RDMA Questions

Hello NVIDIA developers,

I want to test RDMA on my GPUs. Before I do some experiments, I want to ask 2 questions.

  1. I have NVIDIA A16 GPU and a NIC, both of which connects to PCIe. Can I perform RDMA between them?

  2. I currently install a open-source kernel module to control my GPU. But based on the manual (1. Overview — GPUDirect RDMA 12.3 documentation), I must modify the module to perform RDMA. Do we have some available examples?

  3. If I successfully modify the kernel module and my GPU is available for RDMA, can you provide some CUDA application examples? I can use them to test RDMA.

Sincerely,
irakatz

1.Depend on your system, GPU and HCA need on same PCIE root, disable IOMMU and PCIE ACSCtl.

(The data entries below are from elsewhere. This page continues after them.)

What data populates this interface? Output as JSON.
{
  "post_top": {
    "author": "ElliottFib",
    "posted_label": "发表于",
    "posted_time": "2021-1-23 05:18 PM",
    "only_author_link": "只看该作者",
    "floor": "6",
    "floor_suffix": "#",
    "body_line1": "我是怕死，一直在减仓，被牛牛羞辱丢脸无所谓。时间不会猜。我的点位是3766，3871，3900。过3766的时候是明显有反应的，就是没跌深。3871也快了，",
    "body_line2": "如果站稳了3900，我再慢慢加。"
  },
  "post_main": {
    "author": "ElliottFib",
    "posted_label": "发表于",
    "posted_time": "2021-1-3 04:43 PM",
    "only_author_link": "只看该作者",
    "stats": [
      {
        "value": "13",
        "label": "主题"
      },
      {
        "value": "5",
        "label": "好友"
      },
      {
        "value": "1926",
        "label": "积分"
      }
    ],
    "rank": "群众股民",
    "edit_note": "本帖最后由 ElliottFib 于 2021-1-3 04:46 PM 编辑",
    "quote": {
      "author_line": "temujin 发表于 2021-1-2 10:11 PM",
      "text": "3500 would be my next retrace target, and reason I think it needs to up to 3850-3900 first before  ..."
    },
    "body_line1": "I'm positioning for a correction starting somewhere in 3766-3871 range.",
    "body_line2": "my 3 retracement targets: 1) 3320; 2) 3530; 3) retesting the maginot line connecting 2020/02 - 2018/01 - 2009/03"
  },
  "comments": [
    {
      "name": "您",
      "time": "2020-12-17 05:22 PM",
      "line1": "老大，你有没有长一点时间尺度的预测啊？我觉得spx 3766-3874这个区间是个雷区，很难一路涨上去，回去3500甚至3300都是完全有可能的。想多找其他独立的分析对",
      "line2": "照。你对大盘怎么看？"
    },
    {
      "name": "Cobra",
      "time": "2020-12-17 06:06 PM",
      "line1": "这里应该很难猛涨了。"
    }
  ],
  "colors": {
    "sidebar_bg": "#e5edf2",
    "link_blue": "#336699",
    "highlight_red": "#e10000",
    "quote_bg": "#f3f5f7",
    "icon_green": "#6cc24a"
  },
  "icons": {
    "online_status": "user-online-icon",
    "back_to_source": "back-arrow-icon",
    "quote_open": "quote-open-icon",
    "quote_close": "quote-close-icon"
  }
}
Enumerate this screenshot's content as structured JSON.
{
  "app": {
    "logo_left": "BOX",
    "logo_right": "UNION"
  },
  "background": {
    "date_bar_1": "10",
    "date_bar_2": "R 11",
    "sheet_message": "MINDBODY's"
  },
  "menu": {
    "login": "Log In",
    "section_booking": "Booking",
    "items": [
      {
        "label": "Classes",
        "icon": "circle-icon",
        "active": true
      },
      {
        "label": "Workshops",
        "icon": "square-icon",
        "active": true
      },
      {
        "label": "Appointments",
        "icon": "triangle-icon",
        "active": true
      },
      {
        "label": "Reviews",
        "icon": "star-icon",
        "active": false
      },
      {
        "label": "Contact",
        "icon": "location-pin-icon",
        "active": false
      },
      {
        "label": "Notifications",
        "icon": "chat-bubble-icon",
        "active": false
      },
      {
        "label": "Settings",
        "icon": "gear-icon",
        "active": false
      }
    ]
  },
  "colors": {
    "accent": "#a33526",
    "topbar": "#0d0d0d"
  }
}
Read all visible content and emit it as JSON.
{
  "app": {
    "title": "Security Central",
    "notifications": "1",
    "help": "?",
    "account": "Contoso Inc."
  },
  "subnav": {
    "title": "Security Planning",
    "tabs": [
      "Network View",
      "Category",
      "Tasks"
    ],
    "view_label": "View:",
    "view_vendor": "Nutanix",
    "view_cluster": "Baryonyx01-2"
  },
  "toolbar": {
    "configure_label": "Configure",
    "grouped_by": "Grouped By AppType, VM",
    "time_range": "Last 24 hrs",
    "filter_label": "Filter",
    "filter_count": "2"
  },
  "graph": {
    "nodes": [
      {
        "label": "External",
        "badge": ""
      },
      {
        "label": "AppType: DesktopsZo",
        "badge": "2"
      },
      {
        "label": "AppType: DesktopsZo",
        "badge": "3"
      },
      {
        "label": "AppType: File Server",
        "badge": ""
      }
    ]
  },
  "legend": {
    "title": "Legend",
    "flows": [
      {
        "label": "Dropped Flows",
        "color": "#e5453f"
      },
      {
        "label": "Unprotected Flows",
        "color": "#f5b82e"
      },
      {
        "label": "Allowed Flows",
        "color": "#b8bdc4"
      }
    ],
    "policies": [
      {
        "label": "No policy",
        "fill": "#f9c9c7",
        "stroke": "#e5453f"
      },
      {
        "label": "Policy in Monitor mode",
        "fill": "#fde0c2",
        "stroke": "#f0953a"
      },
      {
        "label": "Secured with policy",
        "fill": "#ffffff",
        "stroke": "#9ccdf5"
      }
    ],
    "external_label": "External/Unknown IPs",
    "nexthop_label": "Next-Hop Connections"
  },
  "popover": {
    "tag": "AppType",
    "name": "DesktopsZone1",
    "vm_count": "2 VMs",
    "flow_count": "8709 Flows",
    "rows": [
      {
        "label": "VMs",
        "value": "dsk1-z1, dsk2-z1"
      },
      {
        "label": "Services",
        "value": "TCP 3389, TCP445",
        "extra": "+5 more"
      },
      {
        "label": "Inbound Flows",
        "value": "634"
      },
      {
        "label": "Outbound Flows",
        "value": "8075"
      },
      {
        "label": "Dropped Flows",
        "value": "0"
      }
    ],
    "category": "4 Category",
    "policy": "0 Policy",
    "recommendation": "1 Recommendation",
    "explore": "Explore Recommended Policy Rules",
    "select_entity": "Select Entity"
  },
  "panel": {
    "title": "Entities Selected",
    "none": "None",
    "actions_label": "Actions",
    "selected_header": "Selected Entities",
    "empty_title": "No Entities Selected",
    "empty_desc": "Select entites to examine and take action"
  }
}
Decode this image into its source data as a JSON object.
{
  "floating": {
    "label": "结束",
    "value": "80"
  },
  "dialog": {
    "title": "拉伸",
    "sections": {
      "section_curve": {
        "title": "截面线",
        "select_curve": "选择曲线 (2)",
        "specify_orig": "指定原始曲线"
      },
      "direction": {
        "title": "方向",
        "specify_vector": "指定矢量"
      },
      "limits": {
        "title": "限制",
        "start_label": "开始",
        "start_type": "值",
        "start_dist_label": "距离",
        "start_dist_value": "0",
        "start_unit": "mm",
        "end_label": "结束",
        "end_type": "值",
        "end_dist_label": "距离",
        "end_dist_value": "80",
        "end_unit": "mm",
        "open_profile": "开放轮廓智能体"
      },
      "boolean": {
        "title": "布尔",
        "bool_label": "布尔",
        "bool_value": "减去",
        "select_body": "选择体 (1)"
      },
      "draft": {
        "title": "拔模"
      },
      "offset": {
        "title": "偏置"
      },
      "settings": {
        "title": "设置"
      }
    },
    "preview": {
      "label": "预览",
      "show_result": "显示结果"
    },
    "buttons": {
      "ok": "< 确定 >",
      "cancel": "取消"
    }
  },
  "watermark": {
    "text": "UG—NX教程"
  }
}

2.I don’t think need modify, but you need use CUDA11.4 above better. There is kernel driver for GDR nv_peer_mem.ko on that.

3.GDR is simple, you just need use cuMemAlloc alloc GPU memory then use ibv_reg_mr register rdma mr.

There is CUDA manual for GDR,

Thanks for your reply.

Now I re-install an open-source kernel module (GitHub - NVIDIA/open-gpu-kernel-modules: NVIDIA Linux open GPU kernel module source, version 525.147.05, and my CUDA is 12.0). During the installation, I find a compiled “nvidia-peermem.ko” here, but it is not installed.

However, when I manually run sudo insmod nvidia-peermem.ko, it says insmod: ERROR: could not insert module nvidia-peermem.ko: Invalid parameters

How to solve this problem?

You can try modprobe.

And there is systemd service should be there, nvidia-peermem etc, you can check by “systemctl list-units --type=service”

And, if you installed MOFED, there is another same module, nv_peer_mem.ko, same with nvidia-peermem, one use one is OK.

This topic was automatically closed 14 days after the last reply. New replies are no longer allowed.